S Corporation Basis

S Corporation Basis

By: Martin M. Shenkman, CPA, MBA, JD

If you are an S corporation shareholder, you should plan to be able to utilize tax losses that pass through from the corporation to your personal return. (An S corporation is a corporation whose income is generally taxed to its shareholders, thus avoiding a corporate level tax.) In order to deduct losses, you must have “basis” (investment) in the S corporation to support the loss. If the S corporation borrows money, it will not increase your basis (in a partnership or LLC, however, it would), so borrowing has to be carefully planned.

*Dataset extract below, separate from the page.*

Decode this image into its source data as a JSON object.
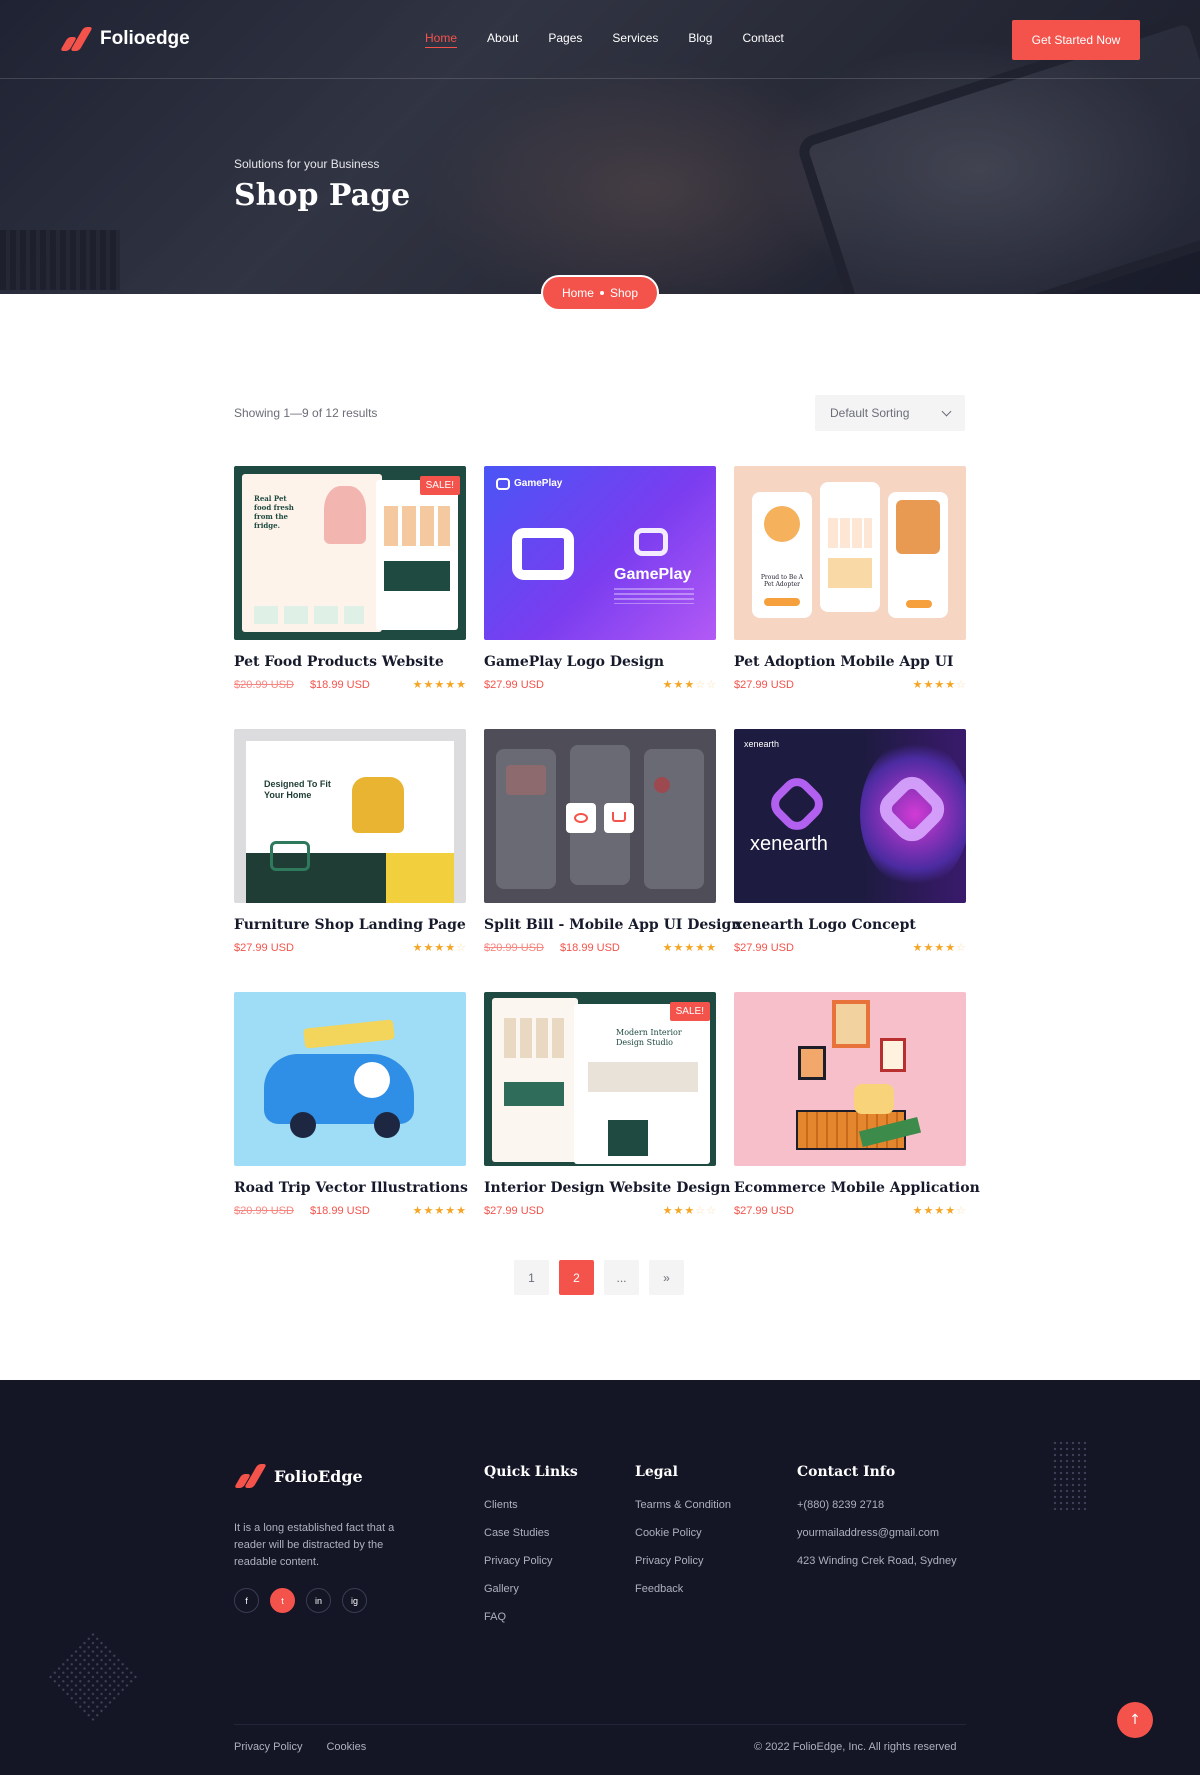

In a recent case, the taxpayer was entitled to increases in his basis for a $6 million bank loan, which he took to fund S corporation transactions. The IRS argued that because the loan repayments were sourced from the corporation, the corporation, and not the shareholder, was the borrower. That would have undermined the taxpayer’s deductions. The court, however, held for the taxpayer finding that the loan was really between the bank and the shareholder, and not between the bank and the S corporation. The IRS argument was refuted because the shareholder was listed as sole borrower on the loan and letter of credit. Further, the lender intended to treat the shareholder as the borrower. The taxpayer lost the arguments on other loan transactions. Thomas Gleason, et ux. v. Commissioner, (2006) TC Memo 2006-191. The moral is simple: have your tax adviser, and not just corporate counsel, review all S corporation related borrowing and capital infusions in advance.